Nicolas Gary - 14.03.2014

Edition - International - Anne Frank - Japon - bibliothèques


La police de Tokyo a annoncé qu'elle avait mis la main, le 7 mars, sur le responsable présumé des actes de vandalisme perpétrés dans différentes bibliothèques. Le Journal d'Anne Frank, et plusieurs ouvrages liés à ce témoignage, avaient été mutilés. Le coupable est un chômeur, qui aurait avoué son crime. Âgé de 36 ans, il vit dans la métropole nippone, et aurait pu sévir dans d'autres établissements concernés.

 

 


 

 

Le coupable est démasqué, les citoyens peuvent donc dormir tranquille.

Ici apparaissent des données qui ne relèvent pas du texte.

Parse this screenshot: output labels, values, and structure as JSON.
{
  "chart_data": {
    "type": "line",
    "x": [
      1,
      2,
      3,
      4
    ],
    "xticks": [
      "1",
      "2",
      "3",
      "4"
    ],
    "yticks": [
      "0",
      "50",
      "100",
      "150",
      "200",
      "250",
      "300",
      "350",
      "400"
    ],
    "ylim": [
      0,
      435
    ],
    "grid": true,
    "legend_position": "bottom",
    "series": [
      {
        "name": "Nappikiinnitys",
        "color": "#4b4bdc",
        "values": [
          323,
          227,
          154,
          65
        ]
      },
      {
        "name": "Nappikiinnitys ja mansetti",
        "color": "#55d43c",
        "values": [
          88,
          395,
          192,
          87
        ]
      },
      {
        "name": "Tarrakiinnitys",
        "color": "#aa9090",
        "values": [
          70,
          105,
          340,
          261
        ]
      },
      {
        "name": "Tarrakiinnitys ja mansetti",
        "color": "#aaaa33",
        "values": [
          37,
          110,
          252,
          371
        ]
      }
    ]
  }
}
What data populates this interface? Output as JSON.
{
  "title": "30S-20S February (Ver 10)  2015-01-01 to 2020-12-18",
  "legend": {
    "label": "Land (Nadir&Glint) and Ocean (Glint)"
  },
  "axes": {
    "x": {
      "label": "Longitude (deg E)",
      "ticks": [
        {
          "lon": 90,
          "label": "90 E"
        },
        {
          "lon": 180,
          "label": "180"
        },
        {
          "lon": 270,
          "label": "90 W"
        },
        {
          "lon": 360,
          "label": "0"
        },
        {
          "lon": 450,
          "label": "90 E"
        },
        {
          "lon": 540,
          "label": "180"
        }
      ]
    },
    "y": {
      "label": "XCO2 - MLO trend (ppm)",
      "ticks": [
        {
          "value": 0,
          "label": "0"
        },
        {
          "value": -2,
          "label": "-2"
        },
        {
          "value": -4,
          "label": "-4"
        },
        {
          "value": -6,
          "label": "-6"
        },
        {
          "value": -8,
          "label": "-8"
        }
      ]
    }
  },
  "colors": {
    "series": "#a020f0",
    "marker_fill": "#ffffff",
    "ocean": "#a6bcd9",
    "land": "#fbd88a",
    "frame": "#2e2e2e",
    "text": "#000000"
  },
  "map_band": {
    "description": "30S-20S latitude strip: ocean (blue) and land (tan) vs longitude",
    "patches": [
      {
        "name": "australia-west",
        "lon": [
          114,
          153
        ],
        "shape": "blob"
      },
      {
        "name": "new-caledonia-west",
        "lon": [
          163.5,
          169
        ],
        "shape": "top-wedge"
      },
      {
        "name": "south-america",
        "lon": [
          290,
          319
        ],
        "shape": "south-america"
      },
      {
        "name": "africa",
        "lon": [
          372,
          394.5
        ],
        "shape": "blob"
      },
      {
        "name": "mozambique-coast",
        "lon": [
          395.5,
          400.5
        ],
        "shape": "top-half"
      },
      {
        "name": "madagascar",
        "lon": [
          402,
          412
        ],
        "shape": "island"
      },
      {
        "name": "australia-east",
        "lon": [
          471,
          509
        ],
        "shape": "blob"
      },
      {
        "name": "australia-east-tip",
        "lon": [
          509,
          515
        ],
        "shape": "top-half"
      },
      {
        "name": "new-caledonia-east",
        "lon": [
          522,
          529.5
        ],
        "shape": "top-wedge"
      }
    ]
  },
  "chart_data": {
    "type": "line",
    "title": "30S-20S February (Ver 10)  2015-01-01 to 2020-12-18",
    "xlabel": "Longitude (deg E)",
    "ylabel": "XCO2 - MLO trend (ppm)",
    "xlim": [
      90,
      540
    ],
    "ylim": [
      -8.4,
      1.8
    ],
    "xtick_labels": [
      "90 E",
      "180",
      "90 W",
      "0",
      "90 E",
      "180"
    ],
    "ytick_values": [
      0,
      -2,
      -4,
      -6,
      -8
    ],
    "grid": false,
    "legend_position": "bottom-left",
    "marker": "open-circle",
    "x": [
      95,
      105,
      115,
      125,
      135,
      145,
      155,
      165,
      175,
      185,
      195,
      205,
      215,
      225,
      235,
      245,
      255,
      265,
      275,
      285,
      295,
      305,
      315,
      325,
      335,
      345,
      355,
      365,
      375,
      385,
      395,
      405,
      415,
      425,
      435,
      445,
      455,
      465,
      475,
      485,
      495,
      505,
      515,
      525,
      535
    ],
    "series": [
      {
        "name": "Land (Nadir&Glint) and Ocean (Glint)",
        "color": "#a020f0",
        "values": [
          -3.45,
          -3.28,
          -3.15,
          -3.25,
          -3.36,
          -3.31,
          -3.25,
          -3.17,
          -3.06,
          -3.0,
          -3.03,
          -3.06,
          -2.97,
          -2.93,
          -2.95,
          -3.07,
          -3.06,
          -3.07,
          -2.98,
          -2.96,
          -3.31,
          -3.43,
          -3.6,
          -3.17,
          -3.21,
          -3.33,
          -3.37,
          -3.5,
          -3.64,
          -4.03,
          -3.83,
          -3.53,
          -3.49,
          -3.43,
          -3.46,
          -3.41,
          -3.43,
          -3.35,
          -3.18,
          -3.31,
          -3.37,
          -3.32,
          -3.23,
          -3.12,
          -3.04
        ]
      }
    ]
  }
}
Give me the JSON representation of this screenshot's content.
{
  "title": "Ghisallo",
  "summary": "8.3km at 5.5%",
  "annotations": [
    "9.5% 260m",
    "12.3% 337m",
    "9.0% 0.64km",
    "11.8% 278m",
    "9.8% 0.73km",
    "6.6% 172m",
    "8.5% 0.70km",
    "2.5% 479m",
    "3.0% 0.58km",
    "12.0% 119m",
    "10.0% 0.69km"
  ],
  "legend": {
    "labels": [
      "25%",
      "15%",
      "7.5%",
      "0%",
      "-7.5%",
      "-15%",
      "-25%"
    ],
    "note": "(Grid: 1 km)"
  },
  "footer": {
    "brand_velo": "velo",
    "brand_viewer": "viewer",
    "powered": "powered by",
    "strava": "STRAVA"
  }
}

À ceci près que la police tente toujours de trouver les raisons qui ont poussé le suspect à agir. D'ailleurs, si ce dernier a reconnu certains actes de vandalisme, il n'a pas encore été établi qu'il était bien responsable de l'ensemble des dégradations. Son identité n'a par ailleurs pas été révélée, la police préférant protéger la personne, qui pourrait être déclarée irresponsable.

 

Plus de 300 exemplaires du Journal, ainsi que des parutions en lien avec ce livre (ouvrages de photographies, biographies, etc.), avaient été vandalisés. Tous évoquaient la persécution des nazis à l'encontre des juifs. Et l'on redoutait surtout que ce geste ne soit l'indicateur d'une vague d'antisémitisme dans le pays. Politiquement, le Japon connaît en effet un déplacement de l'opinion vers la droite, et la dégradation des livres donnait un indicateur inquiétant. La communauté juive n'est cependant pas particulièrement importante.

 

Pour compenser ces dégradations, l'ambassade d'Israël au Japon a fait don de 300 exemplaires aux bibliothèques touchées. 

 

L'homme a été repéré grâce au système de surveillance vidéo de l'une des bibliothèques. On le voyait aller et venir dans les sections dédiées à l'Holocauste, et dans chacun de ces endroits, des livres endommagés ont été retrouvés. Son ordinateur personnel et son téléphone portable ont été confisqués, dans l'espoir d'y trouver des éléments qui permettront de mieux comprendre son geste. 

 

Le 7 mars, l'homme s'était présenté dans une bibliothèque, pour déposer des affiches, sans avoir l'accord des responsables. Pour l'heure, l'homme ne revendique aucune conviction idéologique particulière, mais semble, selon les rapports de la police, mentalement assez instable. Ses déclarations seraient confuses, assurent les sources policières, et nécessitent une enquête plus poussée.